If we talk about cost then it can beat most of its competitors as Offset printing is the cheapest method that is used for producing prints of high quality in quantities of commercial printing. It also has the ability to adjust ink’s amount with screw keys on the fountain roller. The operator adjusts the gap between the fountain roller and the blade, decreasing or increasing the ink’s amount in certain areas of the roller. This modifies according to the color’s density in the respective area of the image.

On older machines, someone has to adjust the screws manually but on modern machines, the screw keys are electronically operated by a printer controlling the machine, enabling a result that is much more precise. Every printing technology has its own marks of identification and offset printing is no exception. The types have clear outlines and are sharp in text reproduction. The ink dots that are surrounded by the paper are usually unprinted. There are different screening methods though the halftone dots can be hexagonal.


Offset printing is one of the most broadly used techniques of printing in the whole world. Due to high-quality printed products and the low price of the print, it is used in packaging production, the printing of labels, commercial printing, and other printed products. The history of offset printing is linked to stone printing or lithography. Lithography printing is a technique of direct printing that means the printing medium and printing form are in direct contact during the printing process.

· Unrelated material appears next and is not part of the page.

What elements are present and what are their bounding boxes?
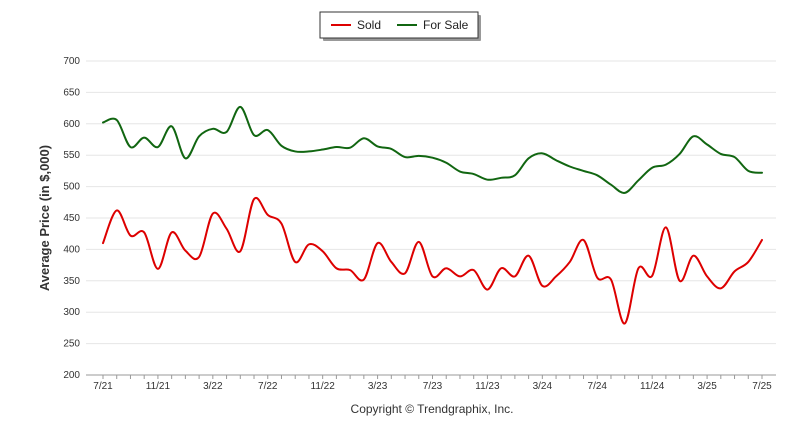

he technology of Offset printing has changed over the past some years, even though the printing’s physical principle is identical. The most commonly used printing form these days is an aluminum plate from 15 to 70 microns thick coated with a layer that is photo-sensitive. In the beginning, getting the printing form was a completely symmetrical process. The digitalization of preparation and photographic processes was used in a film that was illuminated digitally on computer-to-film or CTF devices. In this way, separation of color was transmitted and obtained by the subsequent process of lighting to the printing plate.

The printing plate is created by direct illumination these days on a computer-to-plate or CTP device. Thus, the printing plate that is developed is mounted in the printing machine on the plate cylinder. There is a complex cylinder system (impression, blanket, and plate) and rollers for inking and wetting that is synchronized with the transport transferees of the ink on the substrate of printing. With the media’s transport (paper, cardboard, etc.) on which the pattern is printed, a color print is obtained throughout four basic units of printing (CMYK). The offset printing machines that are modern have basic CMYK inks along with more than four units in the series, units for more colors like Pantone colors or units for varnishing are often used, which increases the prints’ gamut or according to the wishes of the customer, someone can print a color that is specific.

Today the printed materials’ share in the world by offset technology is around 40 to 45%. The share of this technology previously was around 50% at the time of world war. But it got replaced by other technologies such as flexo printing. The future of offset printing is bright as most people prefer it by the looks of the printed material and it will stay here for a long time.